Do genetic variations in proximal tubule transporters influence tenofovir-induced renal dysfunction? An exploratory study in a Ghanaian population

Abstract Objectives To assess associations between polymorphisms within genes encoding proximal tubule transporters implicated in tenofovir renal clearance and kidney tubular dysfunction (KTD), chronic kidney disease (CKD) and individual biochemical parameters. Patients and methods The study included a cohort of HIV-positive Ghanaians receiving regimens containing tenofovir disoproxil fumarate (n = 66) for at least 6 months prior to study enrolment. SNPs in ABCC10, ABCC2 and ABCC4 were selected for analysis based on previous published associations. All SNPs were genotyped by real-time PCR allelic discrimination. Creatinine clearance (CLCR), serum and urine creatinine concentrations and biochemical measures of KTD were assessed. Statistical significance was determined through univariate linear or binary logistical regression (P ≤ 0.05).

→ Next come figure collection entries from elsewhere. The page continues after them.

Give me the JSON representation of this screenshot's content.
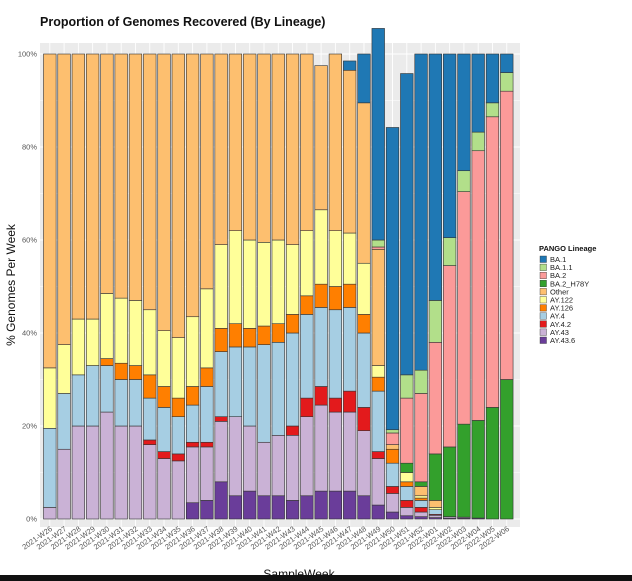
{
  "chart_data": {
    "type": "bar",
    "stacked": true,
    "title": "Proportion of Genomes Recovered (By Lineage)",
    "xlabel": "SampleWeek",
    "ylabel": "% Genomes Per Week",
    "ylim": [
      0,
      100
    ],
    "yticks": [
      "0%",
      "20%",
      "40%",
      "60%",
      "80%",
      "100%"
    ],
    "legend_title": "PANGO Lineage",
    "legend_position": "right",
    "categories": [
      "2021-W26",
      "2021-W27",
      "2021-W28",
      "2021-W29",
      "2021-W30",
      "2021-W31",
      "2021-W32",
      "2021-W33",
      "2021-W34",
      "2021-W35",
      "2021-W36",
      "2021-W37",
      "2021-W38",
      "2021-W39",
      "2021-W40",
      "2021-W41",
      "2021-W42",
      "2021-W43",
      "2021-W44",
      "2021-W45",
      "2021-W46",
      "2021-W47",
      "2021-W48",
      "2021-W49",
      "2021-W50",
      "2021-W51",
      "2021-W52",
      "2022-W01",
      "2022-W02",
      "2022-W03",
      "2022-W04",
      "2022-W05",
      "2022-W06"
    ],
    "series": [
      {
        "name": "AY.43.6",
        "color": "#6a3d9a",
        "values": [
          0,
          0,
          0,
          0,
          0,
          0,
          0,
          0,
          0,
          0,
          3.5,
          4,
          8,
          5,
          6,
          5,
          5,
          4,
          5,
          6,
          6,
          6,
          5,
          3,
          1.5,
          0.7,
          0.5,
          0.3,
          0.2,
          0.2,
          0.2,
          0,
          0
        ]
      },
      {
        "name": "AY.43",
        "color": "#cab2d6",
        "values": [
          2.5,
          15,
          20,
          20,
          23,
          20,
          20,
          16,
          13,
          12.5,
          12,
          11.5,
          13,
          17,
          14,
          11.5,
          13,
          14,
          17,
          18.5,
          17,
          17,
          14,
          10,
          4,
          1.8,
          1,
          0.5,
          0.3,
          0.2,
          0,
          0,
          0
        ]
      },
      {
        "name": "AY.4.2",
        "color": "#e31a1c",
        "values": [
          0,
          0,
          0,
          0,
          0,
          0,
          0,
          1,
          1.5,
          1.5,
          1,
          1,
          1,
          0,
          0,
          0,
          0,
          2,
          4,
          4,
          3,
          4.5,
          5,
          1.5,
          1.5,
          1.5,
          1,
          0.2,
          0,
          0,
          0,
          0,
          0
        ]
      },
      {
        "name": "AY.4",
        "color": "#a6cee3",
        "values": [
          17,
          12,
          11,
          13,
          10,
          10,
          10,
          9,
          9.5,
          8,
          8,
          12,
          14,
          15,
          17,
          21,
          20,
          20,
          18,
          17,
          19,
          18,
          16,
          13,
          5,
          3,
          1.5,
          1,
          0,
          0,
          0,
          0,
          0
        ]
      },
      {
        "name": "AY.126",
        "color": "#ff7f00",
        "values": [
          0,
          0,
          0,
          0,
          1.5,
          3.5,
          3,
          5,
          4.5,
          4,
          4,
          4,
          5,
          5,
          4,
          4,
          4,
          4,
          4,
          5,
          5,
          5,
          4,
          3,
          3,
          1,
          0.5,
          0,
          0,
          0,
          0,
          0,
          0
        ]
      },
      {
        "name": "AY.122",
        "color": "#ffff99",
        "values": [
          13,
          10.5,
          12,
          10,
          14,
          14,
          14,
          14,
          12,
          13,
          15,
          17,
          18,
          20,
          19,
          18,
          18,
          15,
          14,
          16,
          12,
          11,
          11,
          2.5,
          0,
          2,
          0.5,
          0.5,
          0,
          0,
          0,
          0,
          0
        ]
      },
      {
        "name": "Other",
        "color": "#fdbf6f",
        "values": [
          67.5,
          62.5,
          57,
          57,
          51.5,
          52.5,
          53,
          55,
          59.5,
          61,
          56.5,
          50.5,
          41,
          38,
          40,
          40.5,
          40,
          41,
          38,
          31,
          38,
          35,
          34.5,
          25,
          1,
          0,
          2,
          1.5,
          0,
          0,
          0,
          0,
          0
        ]
      },
      {
        "name": "BA.2_H78Y",
        "color": "#33a02c",
        "values": [
          0,
          0,
          0,
          0,
          0,
          0,
          0,
          0,
          0,
          0,
          0,
          0,
          0,
          0,
          0,
          0,
          0,
          0,
          0,
          0,
          0,
          0,
          0,
          0,
          0,
          2,
          1,
          10,
          15,
          20,
          21,
          24,
          30
        ]
      },
      {
        "name": "BA.2",
        "color": "#fb9a99",
        "values": [
          0,
          0,
          0,
          0,
          0,
          0,
          0,
          0,
          0,
          0,
          0,
          0,
          0,
          0,
          0,
          0,
          0,
          0,
          0,
          0,
          0,
          0,
          0,
          0.5,
          2.5,
          14,
          19,
          24,
          39,
          50,
          58,
          62.5,
          62
        ]
      },
      {
        "name": "BA.1.1",
        "color": "#b2df8a",
        "values": [
          0,
          0,
          0,
          0,
          0,
          0,
          0,
          0,
          0,
          0,
          0,
          0,
          0,
          0,
          0,
          0,
          0,
          0,
          0,
          0,
          0,
          0,
          0,
          1.5,
          0.7,
          5,
          5,
          9,
          6,
          4.5,
          4,
          3,
          4
        ]
      },
      {
        "name": "BA.1",
        "color": "#1f78b4",
        "values": [
          0,
          0,
          0,
          0,
          0,
          0,
          0,
          0,
          0,
          0,
          0,
          0,
          0,
          0,
          0,
          0,
          0,
          0,
          0,
          0,
          0,
          2,
          10.5,
          45.5,
          65,
          64.8,
          68,
          53,
          39.5,
          25.1,
          16.8,
          10.5,
          4
        ]
      }
    ],
    "legend_order": [
      "BA.1",
      "BA.1.1",
      "BA.2",
      "BA.2_H78Y",
      "Other",
      "AY.122",
      "AY.126",
      "AY.4",
      "AY.4.2",
      "AY.43",
      "AY.43.6"
    ]
  }
}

Results None of the SNPs evaluated was associated with CKD or KTD. A trend between body weight and higher incidence of CKD (P = 0.012, OR = 0.9) was observed. ABCC10 2843T>C (rs2125739) was significantly associated with lower log10 baseline creatinine (P = 0.001, β= −0.4), higher baseline CLCR (P = 0.008, β = 65.2) and lower CLCR after 1 year (P = 0.024, β= −26.6). Conclusions This study demonstrates an association of ABCC10 rs2125739 with indicators of declining renal function and builds on current knowledge of this interaction within a Ghanaian cohort.